Nos últimos dois anos, os Estados Unidos e a União Europeia têm trabalhado num acordo que incentivaria o comércio de aço e alumínio fabricados de formas mais ecológicas para combater as alterações climáticas.
Mas surgiram diferenças de longa data sobre a forma como os governos deveriam tratar o comércio e a regulamentação, impedindo os aliados de chegarem a um compromisso. Com a aproximação do prazo de 31 de outubro para chegar a um acordo, os Estados Unidos reduziram significativamente a sua ambição para o pacto, pelo menos na sua iteração inicial.
O resultado foi profundamente decepcionante para os negociadores americanos, incluindo Katherine Tai, a representante comercial dos Estados Unidos responsável pelas negociações, segundo pessoas familiarizadas com as negociações. Em discursos no ano passado, a Sra. Tai descreveu o acordo potencial como “histórico” e “um modelo de mudança de paradigma”Isso reduziria o carbono produzido pelas indústrias pesadas, ao mesmo tempo que limitaria a concorrência comercial desleal de países como a China, que tem produzido aço barato que não é fabricado de uma forma amiga do ambiente.
Os negociadores dos EUA tinham previsto a criação de um clube de nações comprometidas com uma produção mais limpa, inicialmente com a Europa e mais tarde com outros países, que em conjunto agiriam para bloquear o aço, o alumínio e outros produtos mais sujos dos seus mercados.
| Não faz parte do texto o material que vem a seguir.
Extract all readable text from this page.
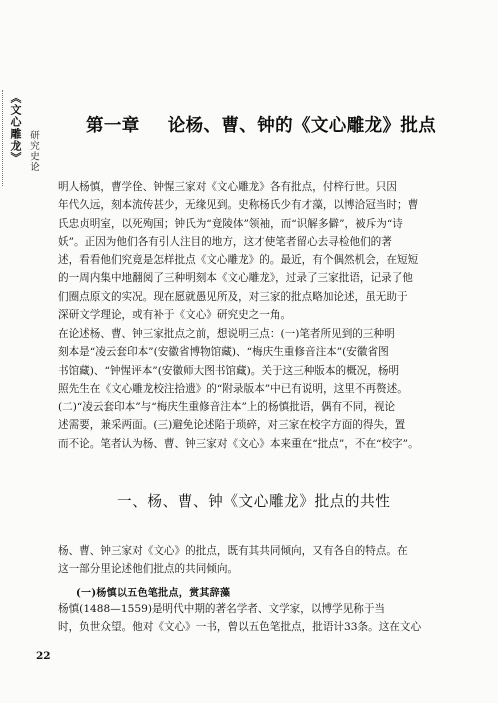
《文心雕龙》 研究史论
第一章 论杨、曹、钟的《文心雕龙》批点
明人杨慎，曹学佺、钟惺三家对《文心雕龙》各有批点，付梓行世。只因
年代久远，刻本流传甚少，无缘见到。史称杨氏少有才藻，以博洽冠当时；曹
氏忠贞明室，以死殉国；钟氏为“竟陵体”领袖，而“识解多僻”，被斥为“诗
妖”。正因为他们各有引人注目的地方，这才使笔者留心去寻检他们的著
述，看看他们究竟是怎样批点《文心雕龙》的。最近，有个偶然机会，在短短
的一周内集中地翻阅了三种明刻本《文心雕龙》，过录了三家批语，记录了他
们圈点原文的实况。现在愿就愚见所及，对三家的批点略加论述，虽无助于
深研文学理论，或有补于《文心》研究史之一角。
在论述杨、曹、钟三家批点之前，想说明三点：(一)笔者所见到的三种明
刻本是“凌云套印本”(安徽省博物馆藏)、“梅庆生重修音注本”(安徽省图
书馆藏)、“钟惺评本”(安徽师大图书馆藏)。关于这三种版本的概况，杨明
照先生在《文心雕龙校注拾遗》的“附录版本”中已有说明，这里不再赘述。
(二)“凌云套印本”与“梅庆生重修音注本”上的杨慎批语，偶有不同，视论
述需要，兼采两面。(三)避免论述陷于琐碎，对三家在校字方面的得失，置
而不论。笔者认为杨、曹、钟三家对《文心》本来重在“批点”，不在“校字”。
一、杨、曹、钟《文心雕龙》批点的共性
杨、曹、钟三家对《文心》的批点，既有其共同倾向，又有各自的特点。在
这一部分里论述他们批点的共同倾向。
(一)杨慎以五色笔批点，赏其辞藻
杨慎(1488—1559)是明代中期的著名学者、文学家，以博学见称于当
时，负世众望。他对《文心》一书，曾以五色笔批点，批语计33条。这在文心
22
A produção de aço e alumínio é incrivelmente intensiva em carbono, sendo que as indústrias, em conjunto, são responsáveis por cerca de um décimo das emissões globais de carbono. Mas os europeus levantaram uma série de objecções à abordagem, incluindo o argumento de que violava as regras comerciais globais relativas ao tratamento justo dos países.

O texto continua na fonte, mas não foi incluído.